Oysa biz artık biliyoruz:
Hayat fethedilecek bir yer değil, katlanılacak ve şükredilecek bir yolculuk.
Gençken “her şey olsun” derdik.
Şimdi “sağlık olsun” diyoruz.
Gençken kalabalık isterdik, şimdi birkaç gerçek yüz yeter.
Çünkü yaş aldıkça insan şunu öğreniyor:
Her söylenen doğru değil, her susulan da eksiklik değil.
Çok eksiğimiz var geçmişimizden…
Masalar eksik, sandalyeler eksik, sesler eksik.
Ama o gidenler bize bir şey bıraktı: Hatıra.
Yeni yıla günler kala insan dilek tutmuyor artık, hesap yapıyor.

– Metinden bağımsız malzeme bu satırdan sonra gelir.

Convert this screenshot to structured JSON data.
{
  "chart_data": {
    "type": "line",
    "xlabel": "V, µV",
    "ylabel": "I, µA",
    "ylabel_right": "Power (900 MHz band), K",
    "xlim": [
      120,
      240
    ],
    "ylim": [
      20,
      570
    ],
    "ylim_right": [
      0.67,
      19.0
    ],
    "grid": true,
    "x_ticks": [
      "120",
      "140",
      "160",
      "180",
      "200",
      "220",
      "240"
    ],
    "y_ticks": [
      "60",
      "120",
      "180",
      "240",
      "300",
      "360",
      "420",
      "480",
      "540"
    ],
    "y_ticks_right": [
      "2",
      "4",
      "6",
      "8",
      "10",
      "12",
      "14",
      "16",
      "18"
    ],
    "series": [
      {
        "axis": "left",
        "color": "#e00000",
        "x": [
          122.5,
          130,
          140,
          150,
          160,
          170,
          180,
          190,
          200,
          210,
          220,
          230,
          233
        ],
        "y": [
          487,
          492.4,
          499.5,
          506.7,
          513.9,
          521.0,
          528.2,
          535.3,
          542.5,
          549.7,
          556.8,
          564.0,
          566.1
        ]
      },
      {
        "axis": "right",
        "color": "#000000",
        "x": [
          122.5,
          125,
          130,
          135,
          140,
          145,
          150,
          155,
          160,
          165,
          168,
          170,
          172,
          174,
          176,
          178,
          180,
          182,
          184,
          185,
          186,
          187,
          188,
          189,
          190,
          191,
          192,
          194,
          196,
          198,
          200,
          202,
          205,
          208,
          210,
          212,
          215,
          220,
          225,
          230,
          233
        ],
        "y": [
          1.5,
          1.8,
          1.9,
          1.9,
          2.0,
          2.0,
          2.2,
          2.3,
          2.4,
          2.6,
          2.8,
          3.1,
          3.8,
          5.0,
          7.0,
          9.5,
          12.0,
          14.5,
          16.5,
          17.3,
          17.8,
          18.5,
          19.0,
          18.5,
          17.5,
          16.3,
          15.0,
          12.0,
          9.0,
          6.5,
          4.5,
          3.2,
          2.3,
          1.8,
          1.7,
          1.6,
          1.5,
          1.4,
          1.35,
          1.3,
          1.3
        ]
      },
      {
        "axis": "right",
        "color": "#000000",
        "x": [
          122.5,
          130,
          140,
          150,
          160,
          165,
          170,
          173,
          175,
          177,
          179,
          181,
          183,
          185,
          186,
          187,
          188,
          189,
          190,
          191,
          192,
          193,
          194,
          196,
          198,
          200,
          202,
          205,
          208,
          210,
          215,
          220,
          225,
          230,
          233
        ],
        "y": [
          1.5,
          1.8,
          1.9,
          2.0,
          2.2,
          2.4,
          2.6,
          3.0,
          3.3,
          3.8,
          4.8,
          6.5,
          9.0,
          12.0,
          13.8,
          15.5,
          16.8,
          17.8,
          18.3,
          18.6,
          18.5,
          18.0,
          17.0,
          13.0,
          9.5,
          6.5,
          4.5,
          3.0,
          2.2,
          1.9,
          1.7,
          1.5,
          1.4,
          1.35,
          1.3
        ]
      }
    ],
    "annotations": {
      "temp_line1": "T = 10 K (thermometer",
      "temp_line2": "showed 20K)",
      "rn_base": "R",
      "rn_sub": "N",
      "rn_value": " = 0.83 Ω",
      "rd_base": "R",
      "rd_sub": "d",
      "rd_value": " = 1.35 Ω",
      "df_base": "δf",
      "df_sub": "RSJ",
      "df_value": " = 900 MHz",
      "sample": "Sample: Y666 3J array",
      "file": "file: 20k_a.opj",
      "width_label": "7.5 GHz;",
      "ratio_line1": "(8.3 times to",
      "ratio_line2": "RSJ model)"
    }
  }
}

Kim kaldı, ben neredeyim, daha ne kadar yolum var diye soruyor.
Ve cevabı da biliyor:
Yol kısa, zaman hızlı, dünya geçici.
Ama hâlâ nefes alabiliyorsak,
Hâlâ şükredecek bir sebep bulabiliyorsak,
Gerisi gerçekten boş.
Yeni yıl gelsin.
Eksilterek değil, fark ettirerek gelsin.
Daha çok şey değil,
Daha çok anlam getirsin.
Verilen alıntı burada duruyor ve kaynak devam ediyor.